Real Life Science Fiction

Posted on Tue, 06 Feb 2018 at 05:59 PM

Earlier today SpaceX launched their first Falcon-Heavy Rocket with Elon's personal Tesla onboard. All in all the launch went really well, and congrats to everyone at SpaceX for making it possible 🎉. There was a lot of amazing technological development and hard-core engineering that had to happen to make all of it possible, and it was amazing to watch, but one part in particular felt surreal.

Falcon Heavy is an absolutely huge rocket. According to SpaceX:

Only the Saturn V moon rocket, last flown in 1973, delivered more payload to orbit.

For me though, the real crowning moment, the minute everything stopped being real and starting being Science Fiction was when the first stage boosters came back down, and landed in perfect sync; it felt like complete magic.

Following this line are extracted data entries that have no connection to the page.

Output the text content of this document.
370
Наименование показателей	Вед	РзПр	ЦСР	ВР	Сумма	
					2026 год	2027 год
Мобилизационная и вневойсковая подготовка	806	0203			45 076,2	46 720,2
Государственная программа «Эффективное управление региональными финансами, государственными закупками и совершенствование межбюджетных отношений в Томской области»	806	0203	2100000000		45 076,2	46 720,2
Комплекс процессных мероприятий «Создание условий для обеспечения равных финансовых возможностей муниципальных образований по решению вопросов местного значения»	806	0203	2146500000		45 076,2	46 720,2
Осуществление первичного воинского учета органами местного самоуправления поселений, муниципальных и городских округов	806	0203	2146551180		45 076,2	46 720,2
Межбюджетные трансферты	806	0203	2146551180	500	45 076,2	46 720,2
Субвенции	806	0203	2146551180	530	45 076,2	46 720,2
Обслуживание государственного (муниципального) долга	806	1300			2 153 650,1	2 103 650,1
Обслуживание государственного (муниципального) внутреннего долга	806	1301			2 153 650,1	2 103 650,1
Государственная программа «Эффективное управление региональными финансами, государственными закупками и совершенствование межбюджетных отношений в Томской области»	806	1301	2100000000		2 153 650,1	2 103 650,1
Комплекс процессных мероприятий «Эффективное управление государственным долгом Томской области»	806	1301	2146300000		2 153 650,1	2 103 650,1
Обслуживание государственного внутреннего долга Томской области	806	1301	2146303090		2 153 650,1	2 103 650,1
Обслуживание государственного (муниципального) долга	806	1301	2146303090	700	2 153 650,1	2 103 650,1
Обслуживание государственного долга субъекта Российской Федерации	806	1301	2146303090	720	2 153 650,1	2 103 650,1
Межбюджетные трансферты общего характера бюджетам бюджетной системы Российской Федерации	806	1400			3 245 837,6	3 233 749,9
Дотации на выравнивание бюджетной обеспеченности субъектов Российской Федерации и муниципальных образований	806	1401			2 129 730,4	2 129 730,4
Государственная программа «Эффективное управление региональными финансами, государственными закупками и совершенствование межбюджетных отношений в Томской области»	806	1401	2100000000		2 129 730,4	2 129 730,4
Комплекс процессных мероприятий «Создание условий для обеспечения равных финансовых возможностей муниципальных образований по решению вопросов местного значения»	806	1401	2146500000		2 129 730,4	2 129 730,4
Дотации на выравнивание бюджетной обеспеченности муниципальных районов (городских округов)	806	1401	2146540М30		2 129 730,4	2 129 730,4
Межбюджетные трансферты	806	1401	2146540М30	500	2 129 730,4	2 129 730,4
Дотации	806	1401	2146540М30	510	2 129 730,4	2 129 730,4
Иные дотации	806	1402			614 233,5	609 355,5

Most days we're trapped in the real world, but things like today's landing are so awesome that, for a second, it can feel like we're living in a Fantasy or Sci-Fi universe. While I don't really approve of SpaceX's corporate practices, they do truly amazing and fantastic work, and the people there are top notch. I can't wait for the next launch.

The Web as a Social Network

Posted on Fri, 02 Feb 2018 at 12:12 PM

Brent Simmons on

Twitter and Facebook are convenient, sure, but so are fossil fuels, and the cost was similarly unknown for a long time. But now we have some idea just how bad these things are for the world....

[With Micro.Blog] your posts are just a normal, everyday part of the open web. At this writing, mine appear on — but it’s on my to-do list to have those appear on my main blog (this blog) instead. (Probably won’t happen until after I ship the app I’m currently working on.)

And this is how it used to be, and how it never should have stopped being: my blog is me on the web. I own my blog: I own me.

Here's where I'd normally write something like this:

Brent is right. Blogs and microblogs can and are the future of social networks. They allow you to keep control of your content, and protect you from huge, often nefarious corporate whims...

But any reader of this site will already know my feelings on the Open Web and Social Networking. So this time I've decided to make this post a retrospective on what I've said before, and how my opinions, and the web has changed over the last few years.

The Open Web Series Collection

My first post about the Open Web was from July 2014, when this blog was still in it's infancy. Since then I've basically written about this subject whenever it's come up in the circles I travel in. At first I was just concerned with preserving my site and my thoughts for the future, but over time I morphed into the Open Web loving nerd you see before you today.

How much history is lost by those who live it not writing it down. With the internet, we have the ability (assuming storage is cheap) to preserve everything we ever say, think, write, or post. That's really powerful, and possible accountability and privacy issues aside, its probably the most important use of an invention in the history of man.

I've retweeted this tweet multiple times, mostly because it's hilarious, but every time I want to do so, even though I have it saved in Instapaper and favorited on Twitter, its easier to google the text of the tweet (as close as I can remember) and let Google do the work.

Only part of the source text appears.